What should the reader make of this? Sailors have everywhere and since time immemorial referred to their ship as ‘her’, and the portentious enclosure of the word in apostrophes conveys nothing in either information or analysis. As for the “almost remembered” images of the womb, instinctual knowledge, and unity before birth and after death—it is unnecessary to deny or criticize any of those notions, or the sermon about them, to point out that they have been associated with Poe’s story quite arbitrarily. Yes, wombs swell; but there are many other objects that do the same and that, in combination with one or more of the story’s images, might be wrought up into another metaphor equally convincing. In fact, the present reviewer has no doubt that he can compound of any story similar analogies, no less persuasive than Hoffman’s. And he can produce them in such numbers and implied contradiction as to drive the most enthusiastic Freudian to despair.

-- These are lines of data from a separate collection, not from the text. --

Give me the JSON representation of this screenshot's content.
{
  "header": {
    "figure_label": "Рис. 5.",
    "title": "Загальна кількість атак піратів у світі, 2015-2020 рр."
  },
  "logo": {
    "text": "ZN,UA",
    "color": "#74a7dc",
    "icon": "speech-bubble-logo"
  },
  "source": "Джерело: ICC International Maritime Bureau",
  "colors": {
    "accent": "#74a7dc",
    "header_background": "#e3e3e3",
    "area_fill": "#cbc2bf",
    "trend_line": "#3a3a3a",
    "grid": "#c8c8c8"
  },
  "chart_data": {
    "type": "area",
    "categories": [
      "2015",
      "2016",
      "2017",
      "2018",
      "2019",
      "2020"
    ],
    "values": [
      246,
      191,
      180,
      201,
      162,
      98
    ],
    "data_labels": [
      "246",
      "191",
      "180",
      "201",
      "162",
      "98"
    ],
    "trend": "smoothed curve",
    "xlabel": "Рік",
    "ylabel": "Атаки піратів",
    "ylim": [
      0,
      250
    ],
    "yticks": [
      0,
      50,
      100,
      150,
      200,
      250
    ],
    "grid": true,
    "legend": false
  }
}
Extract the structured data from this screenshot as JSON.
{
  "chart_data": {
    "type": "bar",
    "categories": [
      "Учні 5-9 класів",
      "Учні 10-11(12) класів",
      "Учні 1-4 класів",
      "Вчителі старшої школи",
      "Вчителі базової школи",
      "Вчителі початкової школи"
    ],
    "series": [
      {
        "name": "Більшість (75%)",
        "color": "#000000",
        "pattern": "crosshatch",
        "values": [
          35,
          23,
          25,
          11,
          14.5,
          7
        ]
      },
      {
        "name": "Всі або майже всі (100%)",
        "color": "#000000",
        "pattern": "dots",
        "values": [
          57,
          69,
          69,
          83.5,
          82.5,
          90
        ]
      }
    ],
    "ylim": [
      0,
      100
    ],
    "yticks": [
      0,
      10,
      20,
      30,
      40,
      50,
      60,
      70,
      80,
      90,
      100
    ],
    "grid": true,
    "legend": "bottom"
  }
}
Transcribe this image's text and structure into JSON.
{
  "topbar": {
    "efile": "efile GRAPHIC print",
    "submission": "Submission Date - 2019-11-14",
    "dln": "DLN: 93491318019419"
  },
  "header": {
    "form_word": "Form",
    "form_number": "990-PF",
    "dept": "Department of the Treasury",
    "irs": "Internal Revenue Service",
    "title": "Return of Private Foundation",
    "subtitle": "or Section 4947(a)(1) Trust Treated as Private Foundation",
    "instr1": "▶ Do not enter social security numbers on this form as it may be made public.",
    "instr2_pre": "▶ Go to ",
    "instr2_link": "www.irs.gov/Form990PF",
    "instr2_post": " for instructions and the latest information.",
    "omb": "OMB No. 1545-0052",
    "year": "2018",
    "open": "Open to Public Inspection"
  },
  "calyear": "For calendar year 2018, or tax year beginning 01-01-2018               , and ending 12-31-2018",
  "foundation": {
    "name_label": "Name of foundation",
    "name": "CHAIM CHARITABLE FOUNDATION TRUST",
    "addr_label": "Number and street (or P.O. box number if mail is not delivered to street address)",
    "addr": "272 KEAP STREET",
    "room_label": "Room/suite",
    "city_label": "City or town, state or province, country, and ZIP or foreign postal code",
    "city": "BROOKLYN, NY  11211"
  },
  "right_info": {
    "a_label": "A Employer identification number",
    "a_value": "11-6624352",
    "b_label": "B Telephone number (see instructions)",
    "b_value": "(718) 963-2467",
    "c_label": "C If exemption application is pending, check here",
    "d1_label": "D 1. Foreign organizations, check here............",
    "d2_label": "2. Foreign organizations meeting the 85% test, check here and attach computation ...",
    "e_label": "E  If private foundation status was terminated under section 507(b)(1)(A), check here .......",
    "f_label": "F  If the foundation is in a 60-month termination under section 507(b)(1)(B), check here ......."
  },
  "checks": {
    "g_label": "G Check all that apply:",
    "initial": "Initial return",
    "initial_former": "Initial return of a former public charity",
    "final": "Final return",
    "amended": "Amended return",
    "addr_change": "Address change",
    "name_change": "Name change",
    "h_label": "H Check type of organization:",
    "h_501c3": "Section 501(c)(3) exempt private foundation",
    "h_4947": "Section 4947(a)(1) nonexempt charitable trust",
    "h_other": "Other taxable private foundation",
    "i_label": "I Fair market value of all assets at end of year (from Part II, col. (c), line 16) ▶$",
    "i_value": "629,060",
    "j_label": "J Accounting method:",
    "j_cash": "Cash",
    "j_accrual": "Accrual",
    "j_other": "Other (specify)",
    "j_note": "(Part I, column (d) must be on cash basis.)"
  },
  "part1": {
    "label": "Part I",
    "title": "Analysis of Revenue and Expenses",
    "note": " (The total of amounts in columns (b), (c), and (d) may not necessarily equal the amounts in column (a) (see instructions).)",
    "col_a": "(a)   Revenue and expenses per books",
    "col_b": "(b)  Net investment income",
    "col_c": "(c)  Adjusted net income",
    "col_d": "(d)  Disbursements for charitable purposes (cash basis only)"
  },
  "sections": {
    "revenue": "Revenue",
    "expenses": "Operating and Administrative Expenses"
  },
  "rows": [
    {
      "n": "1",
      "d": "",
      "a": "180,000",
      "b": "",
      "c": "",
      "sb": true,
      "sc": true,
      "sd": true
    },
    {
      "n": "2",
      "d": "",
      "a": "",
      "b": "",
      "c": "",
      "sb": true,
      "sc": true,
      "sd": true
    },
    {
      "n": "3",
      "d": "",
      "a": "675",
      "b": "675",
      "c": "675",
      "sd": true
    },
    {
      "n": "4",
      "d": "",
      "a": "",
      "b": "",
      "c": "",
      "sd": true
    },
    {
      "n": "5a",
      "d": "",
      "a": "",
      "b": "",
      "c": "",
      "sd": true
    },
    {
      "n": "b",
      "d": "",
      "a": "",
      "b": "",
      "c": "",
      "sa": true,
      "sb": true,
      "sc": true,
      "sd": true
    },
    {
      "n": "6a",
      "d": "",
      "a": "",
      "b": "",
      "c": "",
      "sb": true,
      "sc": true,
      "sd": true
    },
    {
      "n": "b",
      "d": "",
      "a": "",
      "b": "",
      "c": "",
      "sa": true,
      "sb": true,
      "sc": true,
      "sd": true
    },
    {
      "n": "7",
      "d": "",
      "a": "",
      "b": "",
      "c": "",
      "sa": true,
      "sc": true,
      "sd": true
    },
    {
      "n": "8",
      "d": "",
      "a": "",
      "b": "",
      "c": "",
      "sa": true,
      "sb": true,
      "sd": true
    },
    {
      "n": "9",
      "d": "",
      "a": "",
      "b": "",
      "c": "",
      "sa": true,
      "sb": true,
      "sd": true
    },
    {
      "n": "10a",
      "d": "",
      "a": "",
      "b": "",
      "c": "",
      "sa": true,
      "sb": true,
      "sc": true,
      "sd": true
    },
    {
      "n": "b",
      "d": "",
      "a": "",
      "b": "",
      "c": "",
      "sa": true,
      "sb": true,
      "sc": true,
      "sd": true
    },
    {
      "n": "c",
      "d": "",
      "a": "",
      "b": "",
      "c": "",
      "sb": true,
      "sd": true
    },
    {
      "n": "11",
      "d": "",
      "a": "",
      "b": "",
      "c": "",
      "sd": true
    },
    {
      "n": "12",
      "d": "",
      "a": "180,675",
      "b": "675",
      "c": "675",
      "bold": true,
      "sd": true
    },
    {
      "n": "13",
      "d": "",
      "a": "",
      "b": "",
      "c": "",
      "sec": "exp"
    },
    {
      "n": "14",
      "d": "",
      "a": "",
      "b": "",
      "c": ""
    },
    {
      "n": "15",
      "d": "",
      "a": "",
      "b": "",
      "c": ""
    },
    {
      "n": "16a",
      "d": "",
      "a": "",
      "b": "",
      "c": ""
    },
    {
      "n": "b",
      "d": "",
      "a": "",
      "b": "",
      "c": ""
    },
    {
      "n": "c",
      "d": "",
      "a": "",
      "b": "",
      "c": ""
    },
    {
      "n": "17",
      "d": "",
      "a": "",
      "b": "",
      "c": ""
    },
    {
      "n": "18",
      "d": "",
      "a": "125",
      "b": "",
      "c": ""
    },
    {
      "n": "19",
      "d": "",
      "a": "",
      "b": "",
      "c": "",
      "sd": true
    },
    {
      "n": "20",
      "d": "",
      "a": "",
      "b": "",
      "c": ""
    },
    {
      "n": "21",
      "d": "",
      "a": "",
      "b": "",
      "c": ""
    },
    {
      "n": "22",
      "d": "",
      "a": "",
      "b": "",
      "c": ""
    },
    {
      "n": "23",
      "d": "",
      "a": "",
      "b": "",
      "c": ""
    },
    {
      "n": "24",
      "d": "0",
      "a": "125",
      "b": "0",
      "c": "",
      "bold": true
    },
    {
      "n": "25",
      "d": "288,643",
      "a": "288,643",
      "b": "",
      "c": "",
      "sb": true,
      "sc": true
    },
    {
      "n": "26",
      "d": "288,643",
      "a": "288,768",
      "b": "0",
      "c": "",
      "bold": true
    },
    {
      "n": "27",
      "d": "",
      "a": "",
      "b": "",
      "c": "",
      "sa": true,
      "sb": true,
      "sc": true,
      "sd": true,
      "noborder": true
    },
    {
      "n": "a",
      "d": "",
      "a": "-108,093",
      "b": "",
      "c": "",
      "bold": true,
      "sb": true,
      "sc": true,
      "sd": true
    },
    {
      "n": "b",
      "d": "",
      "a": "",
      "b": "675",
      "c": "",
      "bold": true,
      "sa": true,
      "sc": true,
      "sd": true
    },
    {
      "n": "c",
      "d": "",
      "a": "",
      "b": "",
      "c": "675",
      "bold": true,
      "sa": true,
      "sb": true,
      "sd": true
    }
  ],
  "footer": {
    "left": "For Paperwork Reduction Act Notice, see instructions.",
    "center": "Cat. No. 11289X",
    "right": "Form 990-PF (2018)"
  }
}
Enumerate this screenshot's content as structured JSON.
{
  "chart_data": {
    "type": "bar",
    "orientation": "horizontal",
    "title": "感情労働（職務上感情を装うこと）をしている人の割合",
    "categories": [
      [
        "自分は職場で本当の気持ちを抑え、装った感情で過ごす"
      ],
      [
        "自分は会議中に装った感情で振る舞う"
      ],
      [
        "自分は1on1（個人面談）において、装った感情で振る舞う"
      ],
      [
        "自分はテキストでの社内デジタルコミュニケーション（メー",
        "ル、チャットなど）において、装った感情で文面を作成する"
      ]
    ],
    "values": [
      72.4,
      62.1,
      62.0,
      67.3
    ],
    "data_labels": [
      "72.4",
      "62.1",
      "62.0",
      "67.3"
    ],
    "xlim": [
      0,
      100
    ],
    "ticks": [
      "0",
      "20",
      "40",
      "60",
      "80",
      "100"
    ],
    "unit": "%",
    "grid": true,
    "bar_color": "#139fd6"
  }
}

Let me close by citing one more of Hoffman’s utterances, possibly more instructive than the rest:

The scoundrel’s [Rufus Griswold’s] punishment is this: he is now known everywhere, if known at all, as the maligner of a helpless genius; whereas had he done his job honestly, he’d have won his proper modest niche among the footnotes by which the nearly forgotten are saved from total oblivion.
Yes, it is important to do one’s job honestly. In criticism, one should comment on the matter to be criticized and not one’s past, real or imagined. One should address the reader, and do it in one’s own person, not as an amalgamated ‘I’ to a troop of spirits. One should not psychoanalyze from guesses, employ baby-talk, or vaunt inanities and commonplaces in bloated and vulgar phrases—should not, in short, do as Hoffman does, but what he prescribes for Rufus Griswold.

Hoffman’s book is a mass of wheedling theatricality. I have called it uninformative, not because it is absolutely void of information but because he demonstrates no pronounced interest in informing the reader, and does much to obscure what he presents. And I have called it juvenile, although I might have called it infantile, for reasons that I hope I have already made unmistakably clear.

The twentieth century produced legions of dishonest, irresponsible and juvenile critics, and Hoffman is only one. Perhaps, too, their works should be accounted in some measure a consequence of the general disorders of the age—the world wars, new technologies, unsettling revisions of knowledge, etc. In fact, all this can be taken into account, and Hoffman’s faults can certainly be forgiven.

But the honest job of a critic is to indicate strengths and weaknesses. And when a writer cannot decide whether he wants to criticize, soliloquize, sermonize or square-dance, and does none well, I think I have the right to summarize it as juvenile and uninformative.